Editor’s note: This is a guest post by Michael Trinkle from ForexTraders, an online web resource about finance, investing, and analysis.
As market pundits continue to debate the latest movements of the market or lack thereof, the average investor remains hard pressed to find the best place to put his hard earned capital. Market uncertainty, brought on by an election year and debt problems in Europe, has soured consumer optimism and dampened his will to invest. The “flash crash” in May and the finger pointing that ensued over trading practices of hedge fund managers have done nothing to increase an average investor’s confidence either.
The government continues to search for causes for the sudden drop in market prices last May, but no answers have been forthcoming, leading many investors to believe that the system is rigged. A new AP-CNBC survey shows that “61 percent said the market’s recent volatility has made them less confident about buying and selling individual stocks. And the majority of those surveyed, 55 percent, said the market is fair only to some investors.”
Another study suggests that investors have done more than talk about their concerns. They have moved their funds out of equities. “From January 2008 through July 2010, investors pulled a net $244 billion out of stock mutual funds. While all that cash was flowing out of stocks, investors put nearly $589 billion into bond funds over that 31-month period.”
Many analysts believe that bonds, or fixed income funds, are a ticking time bomb at the moment. The 20-year bull market in bonds has been declared over by those in the know. While bonds may offer a modest temporary return to the holder, the Fed and Bernanke cannot keep interest rates down near zero forever. At some point as the economic recovery proceeds to its next stage, a rise in rates will necessitate an opposite fall or depreciation in bond values. A temporary holding strategy is called for, but most investors have never professed to understand or been willing to emulate the habits of a short-term trader. However, timing an appropriate exit is crucial for today’s bondholders.
If not bonds, then what? For the majority of investors, investing is not their day job. They can find an investment advisor to manage their portfolio, but that takes time, and you truly need to understand investing principles in order to manage your advisor’s efforts properly. Researching stocks is another time consuming activity, and no amount of research removes the risk that a company will not perform in the market.
If you are going to be in the stock market and benefit from its ability to produce material returns over time, the best approach is to employ the diversification that mutual funds and exchange-trade funds, or “ETFs”, provide the average investor. Your issues are then more manageable in that your concerns focus on fees charged by the fund managers and the specific sectors of the market that each fund chooses to exploit.
The market has behaved in an irregular manner for most of this year as the developed countries of the world struggle with economic recovery and crises seem to exist around every corner. A quick look at the S&P 500 Index reveals that the market for the past year has oscillated between 1,010 and 1,220, refusing to make up its mind and break out of this sideways pattern.
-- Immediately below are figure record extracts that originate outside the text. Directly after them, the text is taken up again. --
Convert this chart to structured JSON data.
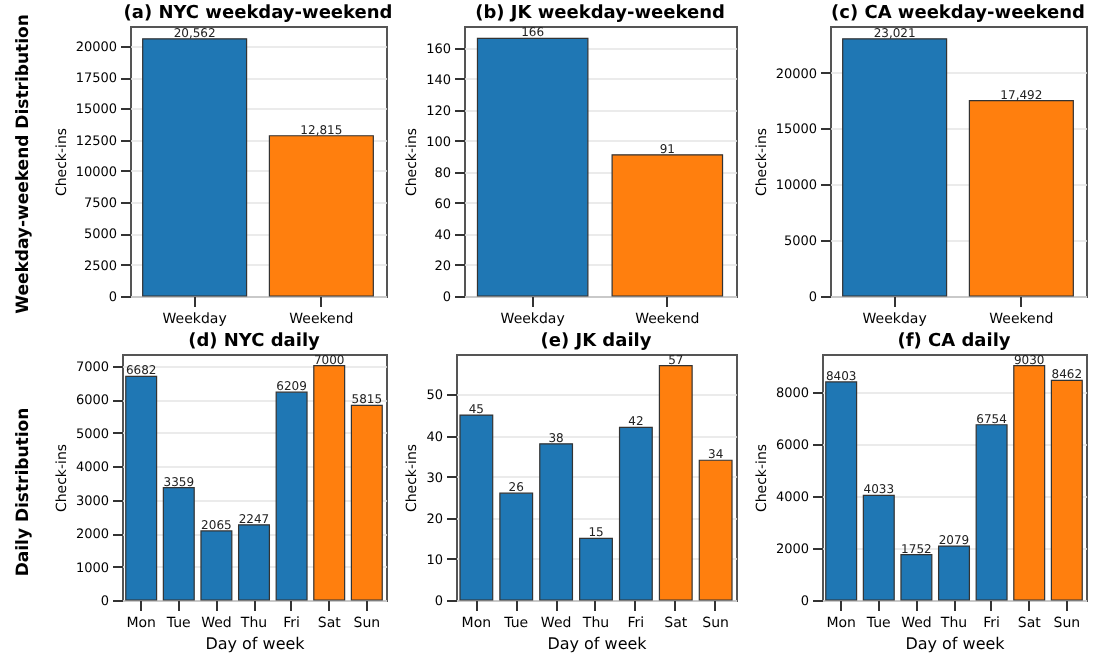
{
  "chart_data": [
    {
      "type": "bar",
      "title": "(a) NYC weekday-weekend",
      "ylabel": "Check-ins",
      "categories": [
        "Weekday",
        "Weekend"
      ],
      "values": [
        20562,
        12815
      ],
      "colors": [
        "#1f77b4",
        "#ff7f0e"
      ],
      "value_labels": [
        "20,562",
        "12,815"
      ],
      "ylim": [
        0,
        21590
      ],
      "yticks": [
        0,
        2500,
        5000,
        7500,
        10000,
        12500,
        15000,
        17500,
        20000
      ],
      "grid": "y",
      "annotations": [
        "Weekday-weekend Distribution"
      ]
    },
    {
      "type": "bar",
      "title": "(b) JK weekday-weekend",
      "ylabel": "Check-ins",
      "categories": [
        "Weekday",
        "Weekend"
      ],
      "values": [
        166,
        91
      ],
      "colors": [
        "#1f77b4",
        "#ff7f0e"
      ],
      "value_labels": [
        "166",
        "91"
      ],
      "ylim": [
        0,
        174
      ],
      "yticks": [
        0,
        20,
        40,
        60,
        80,
        100,
        120,
        140,
        160
      ],
      "grid": "y"
    },
    {
      "type": "bar",
      "title": "(c) CA weekday-weekend",
      "ylabel": "Check-ins",
      "categories": [
        "Weekday",
        "Weekend"
      ],
      "values": [
        23021,
        17492
      ],
      "colors": [
        "#1f77b4",
        "#ff7f0e"
      ],
      "value_labels": [
        "23,021",
        "17,492"
      ],
      "ylim": [
        0,
        24170
      ],
      "yticks": [
        0,
        5000,
        10000,
        15000,
        20000
      ],
      "grid": "y"
    },
    {
      "type": "bar",
      "title": "(d) NYC daily",
      "xlabel": "Day of week",
      "ylabel": "Check-ins",
      "categories": [
        "Mon",
        "Tue",
        "Wed",
        "Thu",
        "Fri",
        "Sat",
        "Sun"
      ],
      "values": [
        6682,
        3359,
        2065,
        2247,
        6209,
        7000,
        5815
      ],
      "colors": [
        "#1f77b4",
        "#1f77b4",
        "#1f77b4",
        "#1f77b4",
        "#1f77b4",
        "#ff7f0e",
        "#ff7f0e"
      ],
      "data_labels": true,
      "ylim": [
        0,
        7350
      ],
      "yticks": [
        0,
        1000,
        2000,
        3000,
        4000,
        5000,
        6000,
        7000
      ],
      "grid": "y",
      "annotations": [
        "Daily Distribution"
      ]
    },
    {
      "type": "bar",
      "title": "(e) JK daily",
      "xlabel": "Day of week",
      "ylabel": "Check-ins",
      "categories": [
        "Mon",
        "Tue",
        "Wed",
        "Thu",
        "Fri",
        "Sat",
        "Sun"
      ],
      "values": [
        45,
        26,
        38,
        15,
        42,
        57,
        34
      ],
      "colors": [
        "#1f77b4",
        "#1f77b4",
        "#1f77b4",
        "#1f77b4",
        "#1f77b4",
        "#ff7f0e",
        "#ff7f0e"
      ],
      "data_labels": true,
      "ylim": [
        0,
        59.85
      ],
      "yticks": [
        0,
        10,
        20,
        30,
        40,
        50
      ],
      "grid": "y"
    },
    {
      "type": "bar",
      "title": "(f) CA daily",
      "xlabel": "Day of week",
      "ylabel": "Check-ins",
      "categories": [
        "Mon",
        "Tue",
        "Wed",
        "Thu",
        "Fri",
        "Sat",
        "Sun"
      ],
      "values": [
        8403,
        4033,
        1752,
        2079,
        6754,
        9030,
        8462
      ],
      "colors": [
        "#1f77b4",
        "#1f77b4",
        "#1f77b4",
        "#1f77b4",
        "#1f77b4",
        "#ff7f0e",
        "#ff7f0e"
      ],
      "data_labels": true,
      "ylim": [
        0,
        9480
      ],
      "yticks": [
        0,
        2000,
        4000,
        6000,
        8000
      ],
      "grid": "y"
    }
  ]
}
This kind of market condition actually favors an investor with a trader’s mentality, and although most investors tend to scoff at traders, there are a number of skill sets in the trader’s toolbox that could enhance the value of any investor’s portfolio.
Forex trading is one example where both fundamental and technical analysis can be used to advantage. Strategies can vary over minutes, days, or many months if necessary to secure the sought after gain. Forex traders never enter a market unless technical indicators are favorable and only after setting stop loss orders to prevent loss from an adverse movement in the market.
These tactics are not rocket science and can easily be used when acquiring shares in ETFs or mutual funds. If stocks are not for you, then Gold or Silver ETFs may offer more security in these times of risk and potential inflation. Timing your entry when indicators suggest that the market is in an “oversold” condition is the most basic investing strategy ever conceived, that being to buy low and sell high, the only way to truly make money in any market.
The current market uncertainty may be with us for some time to come, at least until Election Day in November. There continue to be indications that our economy is slowly improving; thereby suggesting a favorable upturn is inevitable. However, success is sometimes 95% anticipation, which suggests that timing your market entry is critical for positive results.